When a business begins to falter what are the options? Should its leaders rapidly fold operations and cash in quickly or is there a viable alternative? One firm adept at financial restructuring and operational performance improvement has the track record to prove that choice does exist when profits start to decline.
John Batchelor, executive director, Ferrier Hodgson Limited, explains that the firm offers a range of services, yet its focus is on restructuring and turnaround. This typically takes two forms: financial restructuring such as exchanging debt for equity and operational turnaround through assistance with management. "We are specialists in this area, boasting the largest team in Hong Kong and the Asia Pacific region," says Mr Batchelor.
The firm also differs from regular accountancy institutions in the domain of financial independence. "We don't perform audit or taxation work, so we're unlikely to have a conflict of interest with clients," explains Mr Batchelor. This ensures clients receive unbiased advice from Ferrier Hodgson and action plans are solely based on the task at hand.
Typical clients include business lenders, shareholders or management teams. In each case, the crucial first step is thoroughly assessing the business. "Thorough understanding of a business and its key drivers is essential. This process can take a week, a month or longer," Mr Batchelor notes.
At Ferrier Hodgson, team members must navigate ways around roadblocks and negotiate with other shareholders, devising strategies aimed at achieving turnaround, often through buying time to service debt, coupled with operational improvements. Innovation is a key component of the whole process.

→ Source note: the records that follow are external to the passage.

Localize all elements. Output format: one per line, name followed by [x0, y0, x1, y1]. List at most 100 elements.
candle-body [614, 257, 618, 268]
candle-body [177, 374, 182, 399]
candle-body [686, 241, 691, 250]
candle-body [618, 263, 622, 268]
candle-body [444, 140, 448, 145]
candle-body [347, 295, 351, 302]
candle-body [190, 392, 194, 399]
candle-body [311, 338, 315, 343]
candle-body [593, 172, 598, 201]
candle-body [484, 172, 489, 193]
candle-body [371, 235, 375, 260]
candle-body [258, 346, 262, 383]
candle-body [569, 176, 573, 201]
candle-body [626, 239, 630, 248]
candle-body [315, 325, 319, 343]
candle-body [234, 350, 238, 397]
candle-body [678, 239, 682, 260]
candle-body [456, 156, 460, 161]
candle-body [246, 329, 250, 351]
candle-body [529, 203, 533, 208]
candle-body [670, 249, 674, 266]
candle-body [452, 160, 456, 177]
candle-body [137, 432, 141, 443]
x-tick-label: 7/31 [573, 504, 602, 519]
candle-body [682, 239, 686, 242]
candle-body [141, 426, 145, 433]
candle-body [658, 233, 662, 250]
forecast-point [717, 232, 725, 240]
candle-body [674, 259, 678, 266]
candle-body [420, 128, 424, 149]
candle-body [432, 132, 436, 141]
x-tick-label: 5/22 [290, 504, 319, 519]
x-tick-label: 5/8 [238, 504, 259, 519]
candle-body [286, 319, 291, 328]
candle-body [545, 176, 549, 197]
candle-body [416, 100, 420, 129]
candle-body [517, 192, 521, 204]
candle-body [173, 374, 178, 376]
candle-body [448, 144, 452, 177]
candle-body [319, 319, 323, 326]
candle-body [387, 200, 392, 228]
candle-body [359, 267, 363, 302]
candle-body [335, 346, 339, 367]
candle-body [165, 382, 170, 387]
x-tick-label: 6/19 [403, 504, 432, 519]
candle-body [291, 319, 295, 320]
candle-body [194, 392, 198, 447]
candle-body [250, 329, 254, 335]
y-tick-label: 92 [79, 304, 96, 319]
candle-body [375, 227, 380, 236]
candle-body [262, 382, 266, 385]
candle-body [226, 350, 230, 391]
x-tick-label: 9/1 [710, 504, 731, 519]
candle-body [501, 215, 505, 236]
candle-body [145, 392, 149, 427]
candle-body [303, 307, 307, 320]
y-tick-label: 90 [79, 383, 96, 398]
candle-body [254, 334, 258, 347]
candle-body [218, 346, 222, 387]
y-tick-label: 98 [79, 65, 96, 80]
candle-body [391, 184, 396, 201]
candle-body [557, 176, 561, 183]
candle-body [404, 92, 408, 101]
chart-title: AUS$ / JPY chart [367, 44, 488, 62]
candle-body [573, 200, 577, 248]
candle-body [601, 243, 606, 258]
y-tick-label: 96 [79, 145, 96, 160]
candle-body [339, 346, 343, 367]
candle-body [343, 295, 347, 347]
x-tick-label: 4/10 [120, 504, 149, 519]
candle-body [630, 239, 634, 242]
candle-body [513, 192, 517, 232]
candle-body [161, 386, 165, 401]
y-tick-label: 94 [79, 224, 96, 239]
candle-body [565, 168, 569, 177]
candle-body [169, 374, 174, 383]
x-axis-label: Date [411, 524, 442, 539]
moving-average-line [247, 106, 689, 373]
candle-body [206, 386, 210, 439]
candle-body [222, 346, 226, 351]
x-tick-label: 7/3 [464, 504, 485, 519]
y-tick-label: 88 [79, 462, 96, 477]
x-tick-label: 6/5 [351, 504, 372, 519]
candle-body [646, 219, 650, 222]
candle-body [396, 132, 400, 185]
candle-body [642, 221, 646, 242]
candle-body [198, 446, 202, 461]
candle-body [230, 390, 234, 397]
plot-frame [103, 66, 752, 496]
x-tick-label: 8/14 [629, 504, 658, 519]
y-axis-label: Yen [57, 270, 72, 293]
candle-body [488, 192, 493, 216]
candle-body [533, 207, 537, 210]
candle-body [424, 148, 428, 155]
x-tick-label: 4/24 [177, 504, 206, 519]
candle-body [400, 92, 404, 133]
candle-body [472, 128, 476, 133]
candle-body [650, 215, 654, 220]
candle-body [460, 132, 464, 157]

The turnaround process can be lengthy and relationships with clients may last three months to two years. "The greatest satisfaction is seeing a business thrive after our input," says Mr Batchelor.
Regarding scope and experience, Ferrier Hodgson possess more than 21 years' experience in corporate restructuring in Asia. Mr Batchelor adds, "In terms of restructuring work, we remain at the cutting edge, constantly devising new solutions to different stakeholders' problems." This innovation has been recognised in the industry and four awards from IFR Asia for "Debt Restructuring Advisor of the Year" have been bestowed on the firm over recent years.
The major challenge facing the wider industry today is a shortage of talent, particularly in middle and senior management. This stems from unprecedented growth across the region during the past five years, which Mr Batchelor says made careers such as investment banking more accessible to recruits.
Ferrier Hodgson has responded to this shortage by identifying, attracting and retaining the best people in the market and ensuring their remuneration packages remain competitive.
The reward element in recruitment is especially important given Ferrier Hodgson's heavy reliance on experience and the range of skills needed by corporate advisors. Abilities to understand an array of businesses, implement strategies, maintain reporting processes, keep stakeholders informed of progress and work productively in teams are of paramount importance. "Staff are our most important asset," adds Mr Batchelor. "You are only as good as your team."
Adaptability and flexibility are vital in corporate advisory. Projects can involve travelling, and especially in the early stages of a project, operational visits to mainland China are frequent and often essential. The workload is intensive, especially with new assignments when stakeholders want answers quickly, but quieter spells do occur. At any one time, an advisor might have a "live" caseload of three to six companies.
Graduates looking to enter the profession should ideally have an accounting degree. A background in legal studies is also useful. Equally important, says Mr Batchelor, is a team mindset and first-rate communication skills. The ability to make timely and logical decisions under pressure as well as an analytical eye to decipher and compile sophisticated reports are also essential. "We look for individuals who learn quickly and learn on the job," he notes.
New graduates are not thrown in at the deep end. "We have a team environment," says Mr Batchelor. "There is a comprehensive promotional system in place. New graduates are mentored as part of the team. The development of people is vital to our overall success."